You don't get much more up north than South Shore Brewery. Perched on the south shore of Lake Superior in Ashland, the brewery has been quietly quenching the thirst of folks in northern Wisconsin since 1995. If memory serves, I occasionally see their Nut Brown Ale or Rhoades Scholar Stout on shelves here in Madison but their distribution down here seems to be rather erratic. (Either that or I'm just not looking in the right coolers.) This wasn't always the case as I saw and drank their beers on a fairly regular basis back in the early 00s.
From what I can tell Madison is not alone in seeing but a small amount of South Shore beer. It sounds like southern Wisconsin receives but a little. Because of limited distribution to these parts and, I'd wager, the lack of an IPA in its portfolio, South Shore tends to fly under the radar.
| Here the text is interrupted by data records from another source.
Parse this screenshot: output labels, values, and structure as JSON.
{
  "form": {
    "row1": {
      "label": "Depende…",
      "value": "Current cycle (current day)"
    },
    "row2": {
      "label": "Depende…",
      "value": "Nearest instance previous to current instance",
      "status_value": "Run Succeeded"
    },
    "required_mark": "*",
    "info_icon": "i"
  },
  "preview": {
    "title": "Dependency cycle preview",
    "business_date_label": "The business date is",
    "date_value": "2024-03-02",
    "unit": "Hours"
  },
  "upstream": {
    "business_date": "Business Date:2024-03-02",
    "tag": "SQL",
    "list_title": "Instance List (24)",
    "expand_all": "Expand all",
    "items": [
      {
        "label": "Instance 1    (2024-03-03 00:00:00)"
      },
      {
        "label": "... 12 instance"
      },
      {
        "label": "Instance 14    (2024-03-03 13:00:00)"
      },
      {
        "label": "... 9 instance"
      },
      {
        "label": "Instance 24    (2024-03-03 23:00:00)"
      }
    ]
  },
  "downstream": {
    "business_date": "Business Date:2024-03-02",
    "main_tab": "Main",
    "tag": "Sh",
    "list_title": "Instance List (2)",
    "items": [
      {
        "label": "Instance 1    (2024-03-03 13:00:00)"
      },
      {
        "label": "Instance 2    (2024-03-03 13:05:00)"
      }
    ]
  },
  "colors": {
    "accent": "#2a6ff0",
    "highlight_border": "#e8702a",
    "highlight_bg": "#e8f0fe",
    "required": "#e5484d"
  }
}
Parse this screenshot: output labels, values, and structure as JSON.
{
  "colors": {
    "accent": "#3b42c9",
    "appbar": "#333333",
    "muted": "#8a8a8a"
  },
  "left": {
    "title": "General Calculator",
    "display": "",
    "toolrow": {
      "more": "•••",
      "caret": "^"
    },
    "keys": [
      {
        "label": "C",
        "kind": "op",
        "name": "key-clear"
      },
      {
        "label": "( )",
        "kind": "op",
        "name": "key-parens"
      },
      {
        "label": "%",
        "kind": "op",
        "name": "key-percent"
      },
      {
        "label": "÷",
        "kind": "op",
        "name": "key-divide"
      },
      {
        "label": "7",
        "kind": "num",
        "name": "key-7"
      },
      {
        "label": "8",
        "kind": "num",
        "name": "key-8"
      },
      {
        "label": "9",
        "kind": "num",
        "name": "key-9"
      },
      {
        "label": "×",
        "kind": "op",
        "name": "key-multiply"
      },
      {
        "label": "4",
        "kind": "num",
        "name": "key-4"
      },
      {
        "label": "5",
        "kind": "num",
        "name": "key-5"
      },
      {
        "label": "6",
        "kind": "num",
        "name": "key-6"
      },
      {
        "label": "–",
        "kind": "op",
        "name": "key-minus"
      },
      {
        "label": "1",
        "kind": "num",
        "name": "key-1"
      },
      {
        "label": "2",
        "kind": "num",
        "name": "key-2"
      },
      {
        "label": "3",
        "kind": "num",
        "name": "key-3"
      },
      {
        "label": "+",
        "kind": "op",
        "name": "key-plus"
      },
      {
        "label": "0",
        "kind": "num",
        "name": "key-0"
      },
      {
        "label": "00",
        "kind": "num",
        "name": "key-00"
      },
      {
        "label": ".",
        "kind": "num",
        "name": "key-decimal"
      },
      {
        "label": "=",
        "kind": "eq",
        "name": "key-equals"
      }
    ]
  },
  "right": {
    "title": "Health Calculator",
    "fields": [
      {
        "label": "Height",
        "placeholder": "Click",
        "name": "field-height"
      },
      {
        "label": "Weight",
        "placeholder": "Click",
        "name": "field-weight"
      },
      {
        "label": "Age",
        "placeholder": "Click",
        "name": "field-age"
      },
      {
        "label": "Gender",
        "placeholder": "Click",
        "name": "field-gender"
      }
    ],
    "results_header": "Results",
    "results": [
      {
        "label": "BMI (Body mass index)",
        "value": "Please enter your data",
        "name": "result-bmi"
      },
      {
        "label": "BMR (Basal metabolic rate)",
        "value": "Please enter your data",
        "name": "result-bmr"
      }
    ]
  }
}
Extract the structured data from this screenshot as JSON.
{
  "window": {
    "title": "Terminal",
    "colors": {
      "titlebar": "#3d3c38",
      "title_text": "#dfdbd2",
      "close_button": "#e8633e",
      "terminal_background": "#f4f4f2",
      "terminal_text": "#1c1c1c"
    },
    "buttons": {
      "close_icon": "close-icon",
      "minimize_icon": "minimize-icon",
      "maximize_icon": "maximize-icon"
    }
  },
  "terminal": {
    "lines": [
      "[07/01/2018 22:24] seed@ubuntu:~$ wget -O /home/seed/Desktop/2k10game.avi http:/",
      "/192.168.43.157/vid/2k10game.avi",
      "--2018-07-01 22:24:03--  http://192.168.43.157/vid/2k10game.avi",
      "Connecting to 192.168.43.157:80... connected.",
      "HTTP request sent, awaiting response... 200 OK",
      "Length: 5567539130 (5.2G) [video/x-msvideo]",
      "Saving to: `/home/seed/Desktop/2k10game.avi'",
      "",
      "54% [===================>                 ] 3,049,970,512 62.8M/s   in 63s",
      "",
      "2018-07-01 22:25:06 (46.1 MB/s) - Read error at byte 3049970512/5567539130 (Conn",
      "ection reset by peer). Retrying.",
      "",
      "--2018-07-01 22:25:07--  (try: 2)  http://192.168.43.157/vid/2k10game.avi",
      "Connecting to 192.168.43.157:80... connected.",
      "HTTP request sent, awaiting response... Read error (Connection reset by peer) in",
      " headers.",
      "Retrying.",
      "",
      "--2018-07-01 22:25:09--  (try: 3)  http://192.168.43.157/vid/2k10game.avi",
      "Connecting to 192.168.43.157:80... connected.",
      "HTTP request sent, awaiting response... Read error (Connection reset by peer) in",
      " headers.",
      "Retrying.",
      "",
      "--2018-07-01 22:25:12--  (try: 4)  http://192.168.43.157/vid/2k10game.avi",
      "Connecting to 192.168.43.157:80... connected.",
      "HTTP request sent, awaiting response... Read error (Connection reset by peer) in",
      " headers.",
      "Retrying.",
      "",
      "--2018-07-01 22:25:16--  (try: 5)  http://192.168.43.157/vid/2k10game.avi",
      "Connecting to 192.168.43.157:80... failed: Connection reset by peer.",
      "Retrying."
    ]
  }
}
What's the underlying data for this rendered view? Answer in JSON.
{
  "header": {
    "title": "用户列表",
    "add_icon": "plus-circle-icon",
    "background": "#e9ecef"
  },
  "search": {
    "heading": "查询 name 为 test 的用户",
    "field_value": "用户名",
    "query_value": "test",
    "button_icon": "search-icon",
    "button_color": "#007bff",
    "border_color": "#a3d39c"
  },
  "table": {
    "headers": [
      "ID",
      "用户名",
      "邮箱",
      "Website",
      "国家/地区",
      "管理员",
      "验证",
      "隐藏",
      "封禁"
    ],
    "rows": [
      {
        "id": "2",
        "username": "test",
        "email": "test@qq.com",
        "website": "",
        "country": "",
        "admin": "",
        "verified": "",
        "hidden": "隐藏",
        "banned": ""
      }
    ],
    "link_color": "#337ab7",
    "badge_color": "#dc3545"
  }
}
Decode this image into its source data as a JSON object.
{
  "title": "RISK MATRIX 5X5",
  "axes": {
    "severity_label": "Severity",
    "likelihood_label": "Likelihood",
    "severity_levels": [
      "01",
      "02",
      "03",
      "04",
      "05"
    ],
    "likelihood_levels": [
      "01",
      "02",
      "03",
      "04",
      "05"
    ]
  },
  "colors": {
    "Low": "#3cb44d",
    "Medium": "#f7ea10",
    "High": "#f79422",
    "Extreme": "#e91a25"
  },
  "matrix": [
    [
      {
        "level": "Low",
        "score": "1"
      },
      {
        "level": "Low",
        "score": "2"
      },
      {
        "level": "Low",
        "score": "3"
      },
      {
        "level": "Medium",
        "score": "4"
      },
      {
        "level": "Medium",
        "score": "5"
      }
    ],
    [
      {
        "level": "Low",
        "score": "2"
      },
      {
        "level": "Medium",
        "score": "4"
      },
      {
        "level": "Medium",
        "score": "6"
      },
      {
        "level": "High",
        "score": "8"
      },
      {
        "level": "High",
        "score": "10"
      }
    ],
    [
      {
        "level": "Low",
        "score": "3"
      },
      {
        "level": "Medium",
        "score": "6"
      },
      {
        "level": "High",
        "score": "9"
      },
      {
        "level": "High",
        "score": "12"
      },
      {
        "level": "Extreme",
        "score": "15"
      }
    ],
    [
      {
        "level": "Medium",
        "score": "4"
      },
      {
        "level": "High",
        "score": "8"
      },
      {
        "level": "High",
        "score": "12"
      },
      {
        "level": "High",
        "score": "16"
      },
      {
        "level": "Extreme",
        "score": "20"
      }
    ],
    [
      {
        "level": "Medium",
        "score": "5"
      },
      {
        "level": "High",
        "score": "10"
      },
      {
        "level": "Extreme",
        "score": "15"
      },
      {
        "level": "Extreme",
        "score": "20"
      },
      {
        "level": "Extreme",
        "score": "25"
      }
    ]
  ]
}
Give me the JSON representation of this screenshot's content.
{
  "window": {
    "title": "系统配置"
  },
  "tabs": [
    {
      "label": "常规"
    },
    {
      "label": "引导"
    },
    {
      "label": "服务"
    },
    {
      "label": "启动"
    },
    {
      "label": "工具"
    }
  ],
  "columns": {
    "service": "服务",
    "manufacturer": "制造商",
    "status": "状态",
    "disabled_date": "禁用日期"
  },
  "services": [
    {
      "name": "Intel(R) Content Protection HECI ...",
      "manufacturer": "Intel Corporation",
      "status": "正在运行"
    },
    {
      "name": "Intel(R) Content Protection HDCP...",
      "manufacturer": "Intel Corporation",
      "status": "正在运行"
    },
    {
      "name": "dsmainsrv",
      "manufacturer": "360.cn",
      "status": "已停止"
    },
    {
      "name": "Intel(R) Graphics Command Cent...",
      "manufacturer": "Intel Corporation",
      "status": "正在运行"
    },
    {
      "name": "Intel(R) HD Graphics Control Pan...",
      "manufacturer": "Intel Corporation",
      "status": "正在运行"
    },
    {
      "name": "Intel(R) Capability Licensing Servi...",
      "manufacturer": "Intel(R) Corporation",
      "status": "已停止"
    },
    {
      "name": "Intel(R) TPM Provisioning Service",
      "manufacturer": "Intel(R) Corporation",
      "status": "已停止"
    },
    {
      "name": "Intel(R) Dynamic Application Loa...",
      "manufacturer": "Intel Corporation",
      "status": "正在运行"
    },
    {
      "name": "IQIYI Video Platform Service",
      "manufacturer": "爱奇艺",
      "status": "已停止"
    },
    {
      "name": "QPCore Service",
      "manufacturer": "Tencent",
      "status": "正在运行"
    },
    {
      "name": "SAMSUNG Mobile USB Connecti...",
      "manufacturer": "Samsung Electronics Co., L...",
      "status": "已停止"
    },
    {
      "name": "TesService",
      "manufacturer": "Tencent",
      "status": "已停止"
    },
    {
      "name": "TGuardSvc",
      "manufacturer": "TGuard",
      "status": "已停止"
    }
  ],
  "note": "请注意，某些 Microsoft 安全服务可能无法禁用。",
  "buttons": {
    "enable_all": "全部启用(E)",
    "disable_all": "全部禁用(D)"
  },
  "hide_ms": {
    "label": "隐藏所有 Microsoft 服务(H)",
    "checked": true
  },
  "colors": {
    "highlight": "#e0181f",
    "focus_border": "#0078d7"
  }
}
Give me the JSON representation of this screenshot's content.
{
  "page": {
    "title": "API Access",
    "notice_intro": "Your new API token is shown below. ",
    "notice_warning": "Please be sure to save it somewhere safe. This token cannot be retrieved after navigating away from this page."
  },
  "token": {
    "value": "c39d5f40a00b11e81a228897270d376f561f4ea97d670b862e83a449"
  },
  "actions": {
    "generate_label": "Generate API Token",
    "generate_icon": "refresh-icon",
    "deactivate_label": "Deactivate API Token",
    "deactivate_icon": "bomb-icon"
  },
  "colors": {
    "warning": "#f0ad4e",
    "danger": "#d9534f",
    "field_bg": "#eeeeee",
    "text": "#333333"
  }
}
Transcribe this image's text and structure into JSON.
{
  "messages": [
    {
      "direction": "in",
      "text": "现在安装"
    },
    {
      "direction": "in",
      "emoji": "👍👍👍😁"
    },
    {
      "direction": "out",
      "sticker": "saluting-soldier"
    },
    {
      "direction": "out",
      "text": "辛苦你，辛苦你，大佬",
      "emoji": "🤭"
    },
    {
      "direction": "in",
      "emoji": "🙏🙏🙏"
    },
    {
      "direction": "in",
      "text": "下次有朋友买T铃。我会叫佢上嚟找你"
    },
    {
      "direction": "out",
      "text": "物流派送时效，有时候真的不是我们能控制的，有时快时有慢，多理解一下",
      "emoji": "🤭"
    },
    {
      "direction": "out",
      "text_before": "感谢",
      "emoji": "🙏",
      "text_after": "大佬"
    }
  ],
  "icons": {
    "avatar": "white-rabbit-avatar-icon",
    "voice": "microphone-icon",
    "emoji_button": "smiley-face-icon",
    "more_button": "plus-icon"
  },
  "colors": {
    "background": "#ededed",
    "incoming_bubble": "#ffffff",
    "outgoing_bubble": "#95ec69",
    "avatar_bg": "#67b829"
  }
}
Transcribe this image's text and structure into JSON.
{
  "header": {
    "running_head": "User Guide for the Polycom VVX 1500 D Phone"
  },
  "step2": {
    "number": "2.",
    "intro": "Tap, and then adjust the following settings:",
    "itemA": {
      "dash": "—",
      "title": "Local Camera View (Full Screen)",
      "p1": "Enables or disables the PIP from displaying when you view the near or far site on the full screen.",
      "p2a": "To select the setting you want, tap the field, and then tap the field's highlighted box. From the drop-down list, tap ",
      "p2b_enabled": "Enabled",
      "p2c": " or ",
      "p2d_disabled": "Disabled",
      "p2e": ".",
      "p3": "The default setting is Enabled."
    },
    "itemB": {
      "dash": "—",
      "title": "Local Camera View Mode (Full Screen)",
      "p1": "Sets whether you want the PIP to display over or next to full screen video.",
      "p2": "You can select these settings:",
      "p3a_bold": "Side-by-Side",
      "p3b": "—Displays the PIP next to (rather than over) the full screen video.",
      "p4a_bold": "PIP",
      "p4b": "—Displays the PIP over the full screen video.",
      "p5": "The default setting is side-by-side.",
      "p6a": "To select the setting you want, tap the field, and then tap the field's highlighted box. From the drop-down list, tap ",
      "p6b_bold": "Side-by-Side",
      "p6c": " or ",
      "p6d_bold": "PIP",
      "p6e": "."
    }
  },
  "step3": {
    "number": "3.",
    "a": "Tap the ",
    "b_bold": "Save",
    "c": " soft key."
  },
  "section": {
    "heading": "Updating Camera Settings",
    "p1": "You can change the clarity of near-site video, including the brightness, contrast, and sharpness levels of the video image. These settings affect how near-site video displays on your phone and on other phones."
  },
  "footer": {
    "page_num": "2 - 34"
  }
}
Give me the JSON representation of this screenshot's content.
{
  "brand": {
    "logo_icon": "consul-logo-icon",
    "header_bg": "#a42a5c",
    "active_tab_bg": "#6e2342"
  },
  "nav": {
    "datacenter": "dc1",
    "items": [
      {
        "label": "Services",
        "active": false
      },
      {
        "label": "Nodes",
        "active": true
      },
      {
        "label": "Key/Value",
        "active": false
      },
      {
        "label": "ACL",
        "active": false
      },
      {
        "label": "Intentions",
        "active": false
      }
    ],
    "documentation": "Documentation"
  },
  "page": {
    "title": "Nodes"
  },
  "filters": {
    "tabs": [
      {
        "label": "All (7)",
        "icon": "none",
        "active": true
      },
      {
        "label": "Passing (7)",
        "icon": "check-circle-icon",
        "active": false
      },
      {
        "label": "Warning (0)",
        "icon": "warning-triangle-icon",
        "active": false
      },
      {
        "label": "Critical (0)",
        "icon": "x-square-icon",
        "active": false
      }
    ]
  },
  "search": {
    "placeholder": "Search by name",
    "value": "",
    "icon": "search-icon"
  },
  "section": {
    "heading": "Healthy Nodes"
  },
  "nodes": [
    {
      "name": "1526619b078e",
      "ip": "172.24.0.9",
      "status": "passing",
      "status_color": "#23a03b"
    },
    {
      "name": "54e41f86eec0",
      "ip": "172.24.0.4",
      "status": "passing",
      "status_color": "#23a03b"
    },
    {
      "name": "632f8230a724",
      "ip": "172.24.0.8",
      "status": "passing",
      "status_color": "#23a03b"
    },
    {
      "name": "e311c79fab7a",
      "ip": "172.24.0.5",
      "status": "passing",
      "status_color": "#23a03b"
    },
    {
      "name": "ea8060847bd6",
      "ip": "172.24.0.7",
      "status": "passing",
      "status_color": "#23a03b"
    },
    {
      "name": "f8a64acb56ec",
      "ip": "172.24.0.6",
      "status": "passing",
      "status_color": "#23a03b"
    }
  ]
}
To remedy this, owner Bo Belanger has built another production facility in Washburn, just north of Ashland on Chequamegon Bay.
South Shore is ahead of the curve when it comes to using locally sourced ingredients with Belanger having founded the Midwest Hops and Barley Co-op in 2007. Most, if not all, of the base malt used in Belanger's brews are locally-sourced with much of it grown just a few miles outside of Ashland. Presumably the grains are grown by co-op members. Back in 2012 the co-op provided fresh hops to South Shore and four other breweries in the state for a limited series of wet hopped brews. I have no word on just how local the yeast he uses is which means that it was not sourced from Belanger's beard. And the honey in the beer at hand comes from local bees.
Inland Sea Pilsener
used to be called Honey Pils but I am unsure of when the name was changed. It pours a light gold and was clear. The brew was quite effervescent with a generous off white head that lingered and a country ton of bubbles going up the glass.
The aroma was grassy at first. I'm not sure what kind of hops are used in the beer but they smelled more grassy and herbal than of the more typical Saaz spiciness. From my experience, beers brewed with honey don't usually smell that much like honey. Rather you usually get a subtle earthy/floral something in the aroma. I think caught some of that here melding with bread and dough scents. The latter was sweet but of a tempered sweetness with those earthy overtones. My glass of Inland Sea smelled pleasant enough but lacked the bracing hop aroma that I expect from a pils.
South Shore doesn't say whether Inland Sea is meant to approximate a pilsener from Bohemia or its German cousins. Judging from the aroma, it leaned towards the latter and the taste backed this up. German pilseners tend be less intense than Czech ones which really emphasize the Noble hops. Inland Sea had a cracker-like malt flavor but the hops were again more herbal in character instead of spicy. There was a faint sweetness in there too which I found to be like plum. Disappointingly, the beer's light body had a very thin mouthfeel. It just tasted watery.
The finish was slightly dry with the carbonation and some grassy and (finally!) spicy hop bitterness helping out. My glass was left with some fantastic Schaumhaftvermoegen with large patches of foam interspersed with rather dense webbing to be found all over the glass.
What a shame. A bad batch, perhaps, or improper handling of the beer after it left the brewery. Visually Inland Sea was perfect but it was just too watery. What should be a symphony (or at least a tone poem) of sharp, spicy hops as well as crisp, biscuity malt flavor is instead a weak atonal mess. I have to wonder what happened here. If South Shore's distribution expands, I'll be giving Inland Sea a second chance to prove my hope that this was simply an anomaly.
Junk food pairing: I paired my Inland Sea with some find Spicy Cheese Cracklin Curls by the Porkie Company of Cudahy, Wisconsin. All that fat and just a smidgen of heat provided a nice contrast to the thin pils.